What is required for promoting sustainability? Setting aside the notion of “productive harmony” between humans and nature (whatever that means), finding the best way to fulfill the resource demands of both our present and future generations certainly sounds appealing.

Yet, based on the hue and cry for greater regulation over energy production and natural resource use in our economy, it appears that the voluntary interaction between people engaged in production and exchange in the private marketplace is an unsustainable system that has been found wanting.

Is there a better alternative than voluntary exchange? It is assumed by many that abandoning the marketplace and embracing a democratically designed regulatory process for allocating our nation’s resources will create a superior balance to this intergenerational tug-of-war over alternative resource uses.

However, in two earlier articles appearing in this blog, I give many reasons why we cannot presume that a centralized and involuntary approach toward managing our nation’s resources — even through a democratic process — will necessarily create a more sustainable outcome to the private marketplace.

Why? The same misalignment of incentives and imbalance of influence over resource use decisions that critics claim corrupt the market process are also quite prevalent in any democratic process that directs public resource use. But there are still other issues with relying on public policy to effectively deliver sustainable development.

What are the costs and benefits of sustainable development practices? Whenever the voluntary interactions between people are curtailed, they bear the lost benefits that could have been enjoyed by both parties had they been free to continue their activity. These costs are real and can only be revealed by those who willingly abandon this activity. Like the homeowner who relinquishes her house title to a buyer willing to pay the right price, the true value that is lost from this forgone activity is revealed only when a person receives sufficient payment to voluntarily stop the activity.

Even when market activities do not impose any burdens on third parties (like pollution), restricting human freedoms in the name of sustainability is usually justified by the claim that benefits need be preserved for future generations to enjoy. Yet, these benefits can only be accurately measured by those who voluntarily pay to preserve them for others to consume.
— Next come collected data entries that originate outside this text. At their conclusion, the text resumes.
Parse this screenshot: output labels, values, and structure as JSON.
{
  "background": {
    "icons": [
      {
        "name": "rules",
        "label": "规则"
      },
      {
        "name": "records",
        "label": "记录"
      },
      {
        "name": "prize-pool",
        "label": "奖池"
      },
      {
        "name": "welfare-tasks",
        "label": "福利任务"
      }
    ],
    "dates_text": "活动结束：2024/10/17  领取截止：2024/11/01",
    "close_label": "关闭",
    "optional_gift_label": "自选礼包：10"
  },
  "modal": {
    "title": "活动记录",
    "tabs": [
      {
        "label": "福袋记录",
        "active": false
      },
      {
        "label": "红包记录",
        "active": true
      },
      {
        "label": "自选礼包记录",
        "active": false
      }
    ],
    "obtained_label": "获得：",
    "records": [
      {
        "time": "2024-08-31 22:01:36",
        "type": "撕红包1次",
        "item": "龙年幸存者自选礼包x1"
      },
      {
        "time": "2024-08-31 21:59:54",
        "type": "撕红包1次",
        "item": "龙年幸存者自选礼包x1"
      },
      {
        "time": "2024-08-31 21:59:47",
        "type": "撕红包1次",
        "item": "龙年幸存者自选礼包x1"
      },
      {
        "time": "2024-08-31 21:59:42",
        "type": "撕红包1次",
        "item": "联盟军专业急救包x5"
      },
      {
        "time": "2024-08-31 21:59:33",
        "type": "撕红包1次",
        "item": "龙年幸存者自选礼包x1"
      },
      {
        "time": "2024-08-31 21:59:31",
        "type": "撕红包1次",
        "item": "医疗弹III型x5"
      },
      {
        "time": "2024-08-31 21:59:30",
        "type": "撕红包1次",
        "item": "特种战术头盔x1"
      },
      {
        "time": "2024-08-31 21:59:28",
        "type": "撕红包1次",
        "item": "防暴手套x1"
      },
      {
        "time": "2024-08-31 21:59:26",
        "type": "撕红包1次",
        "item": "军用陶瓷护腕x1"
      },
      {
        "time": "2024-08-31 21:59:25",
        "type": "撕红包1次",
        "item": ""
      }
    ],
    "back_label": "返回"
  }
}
Like the ratio of income that parents save for their children’s college education, the value of these future benefits is revealed only when each person voluntarily pays a price sufficient to acquire them for someone else.

This all implies that if our federal agencies claim to know the true costs that are borne by everyone who is forced to abandon their beneficial activities, or to know the true value of benefits that are funded by many people today but reserved for future generations to enjoy, then our democratic government suffers from a hubris that Friedrich von Hayek termed “the fatal conceit.”

Hayek understood that only the voluntary, decentralized interactions of millions of individuals in the marketplace can create the spontaneous and orderly outcomes that incorporate the greatest amount of cost and benefit information that could possibly be considered in order to create the best possible outcomes for the greatest number of people in society.

One of the reasons we value freedom so highly is that we instinctively know that nobody else can manage our own lives to produce as much joy as we can obtain by freely making our own decisions. Indeed, the concept of sustainable development has been applied with great rhetorical fervor to just about everything we find valuable in society — except the joy from exercising our personal liberty.

Which brings us back to our initial query: Is sustainable development — at least as it is being promised and delivered by our federal bureaucracy — worth the price that we are being asked to pay? How would you know?